First set your environment variables using
export OPENAI_API_KEY=xxxx
export WEAVIATE_URL="https://yyyy.weaviate.network/"
And then run the ingest using
python3 ingest.py
If everything is working correctly, your HTML documents will be loaded, chunked, and sent to Weaviate in batches.

To confirm everything worked, I like to load up the Weaviate objects endpoint in Insomnia just to check that the data is there and the URLs are correct:

Optional: You can add additional example questions and responses in the ingest_examples.py
file and ingest those by running
python3 ingest_examples.py
Customize the prompt
Finally, to get optimal answers, you should customize the prompt in the chain.py
file.
The LangChain blog has some info on how they engineered their prompt:
You are an AI assistant for the open source library LangChain. The documentation is located at https://langchain.readthedocs.io. You are given the following extracted parts of a long document and a question. Provide a conversational answer with a hyperlink to the documentation. You should only use hyperlinks that are explicitly listed as a source in the context. Do NOT make up a hyperlink that is not listed. If the question includes a request for code, provide a code block directly from the documentation. If you don't know the answer, just say "Hmm, I'm not sure." Don't try to make up an answer. If the question is not about LangChain, politely inform them that you are tuned to only answer questions about LangChain. Question: {question} ========= {context} ========= Answer in Markdown:
For our purposes, we’ve just replaced the references to LangChain with WP Fusion, and left the rest the same.
I may run some experiments with different prompts later 📝
Start a chat
Finally, you can start a chat with your model by running
python3 app.py
This will start a Gradio server running on your local machine, and give you the URL to connect to it. In my case it’s http://127.0.0.1:7860
Open the URL in your browser, paste in your OpenAI key, and start a chat. If everything is working, you should get a response. If not, check your console for any errors.
To share the chat widget publicly, set share=True
in the launch()
function and Gradio will give you a public URL where others can try out your bot.
Examples

Here we can see the bot has correctly understood WP Fusion’s features with regards to WooCommerce, and can provide a code example from the docs for customizing which order statuses are synced with your CRM.

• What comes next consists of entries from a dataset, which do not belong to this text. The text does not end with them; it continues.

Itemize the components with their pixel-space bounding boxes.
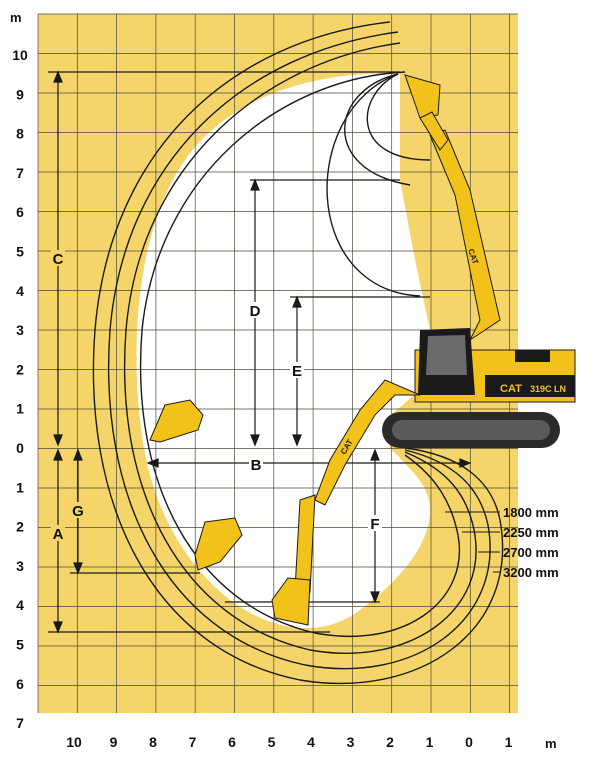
y-tick-label: 3 [16,322,24,338]
dimension-labels: C A G D E B F [51,250,382,543]
dim-label-g: G [72,503,84,520]
y-tick-label: 2 [16,361,24,377]
dim-label-d: D [250,303,261,320]
y-tick-label: 2 [16,519,24,535]
x-tick-label: 6 [228,734,236,750]
dim-c-arrow-bottom [53,434,63,447]
x-tick-label: 9 [110,734,118,750]
dim-label-c: C [53,251,64,268]
dim-label-a: A [53,526,64,543]
stick-length-3200: 3200 mm [503,565,559,580]
x-tick-label: 1 [505,734,513,750]
dig-arc-1 [344,73,411,186]
y-tick-label: 4 [16,283,24,299]
excavator: CAT 319C LN CAT CAT [149,74,576,626]
x-tick-label: 8 [149,734,157,750]
dim-d-arrow-bottom [250,434,260,447]
dim-b-arrow-left [146,458,159,468]
dim-b-arrow-right [459,458,472,468]
dim-d-arrow-top [250,178,260,191]
y-tick-label: 10 [12,47,28,63]
bucket-position-high [149,399,204,443]
dig-arc-2 [366,73,431,161]
envelope-fill [136,73,430,629]
stick-leaders [445,511,500,573]
dim-label-b: B [251,457,262,474]
machine-brand: CAT [500,383,522,395]
excavator-exhaust [515,350,550,362]
reach-curve-2700 [107,31,491,670]
grid [37,13,518,713]
x-tick-label: 3 [347,734,355,750]
dim-a-arrow-top [53,448,63,461]
y-tick-label: 6 [16,204,24,220]
dim-c-arrow-top [53,70,63,83]
stick-length-1800: 1800 mm [503,505,559,520]
excavator-boom-down [314,379,421,506]
bucket-position-mid [194,517,243,571]
y-tick-label: 6 [16,676,24,692]
y-tick-label: 5 [16,637,24,653]
x-axis-ticks: 10 9 8 7 6 5 4 3 2 1 0 1 [66,734,512,750]
y-tick-label: 8 [16,126,24,142]
y-tick-label: 5 [16,244,24,260]
x-tick-label: 2 [386,734,394,750]
reach-curve-3200 [92,21,504,685]
excavator-track-inner [392,420,550,440]
reach-curves [92,21,504,685]
x-tick-label: 5 [268,734,276,750]
y-tick-label: 1 [16,479,24,495]
y-tick-label: 7 [16,165,24,181]
stick-length-2250: 2250 mm [503,525,559,540]
x-tick-label: 7 [189,734,197,750]
machine-model: 319C LN [530,384,566,394]
x-tick-label: 1 [426,734,434,750]
x-tick-label: 10 [66,734,82,750]
y-tick-label: 1 [16,401,24,417]
excavator-bucket-up [404,74,441,119]
x-tick-label: 0 [465,734,473,750]
excavator-counterweight-band [485,375,575,397]
dim-e-arrow-top [292,295,302,308]
y-tick-label: 3 [16,558,24,574]
y-tick-label: 7 [16,715,24,731]
y-tick-label: 0 [16,440,24,456]
dim-g-arrow-top [73,448,83,461]
reach-curve-2250 [123,42,477,654]
x-tick-label: 4 [307,734,315,750]
excavator-bucket-down [271,577,311,626]
dim-f-arrow-bottom [370,591,380,604]
y-tick-label: 4 [16,597,24,613]
dim-label-e: E [292,363,302,380]
stick-length-2700: 2700 mm [503,545,559,560]
reach-curve-1800 [139,71,461,638]
dig-arc-3 [326,73,421,297]
excavator-stick-up [419,111,449,151]
y-axis-unit: m [10,10,22,25]
dim-e-arrow-bottom [292,434,302,447]
y-tick-label: 9 [16,86,24,102]
stick-length-labels: 1800 mm 2250 mm 2700 mm 3200 mm [503,505,559,580]
dim-a-arrow-bottom [53,621,63,634]
dim-label-f: F [370,516,379,533]
dim-f-arrow-top [370,448,380,461]
x-axis-unit: m [545,736,557,751]
excavator-cab-window [426,335,467,375]
dim-g-arrow-bottom [73,562,83,575]
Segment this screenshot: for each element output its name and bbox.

Here the bot understands that WP Fusion has a Paid Memberships Pro integration, the available features, and also the ecommerce plugins that WP Fusion supports.
It can suggest some basic strategies for using WP Fusion with an LMS, and provides steps for setting up the initial connection to HubSpot.
Each reply links to the relevant page in the WP Fusion documentation.

The bot can understand the gist of a question and locate the relevant article.

When it can’t help, it provides contact information.

The bot is not as good as ChatGPT at modifying an existing code snippet. While the answer here is correct, I would have preferred a complete example for the pending
order status like in the previous prompt.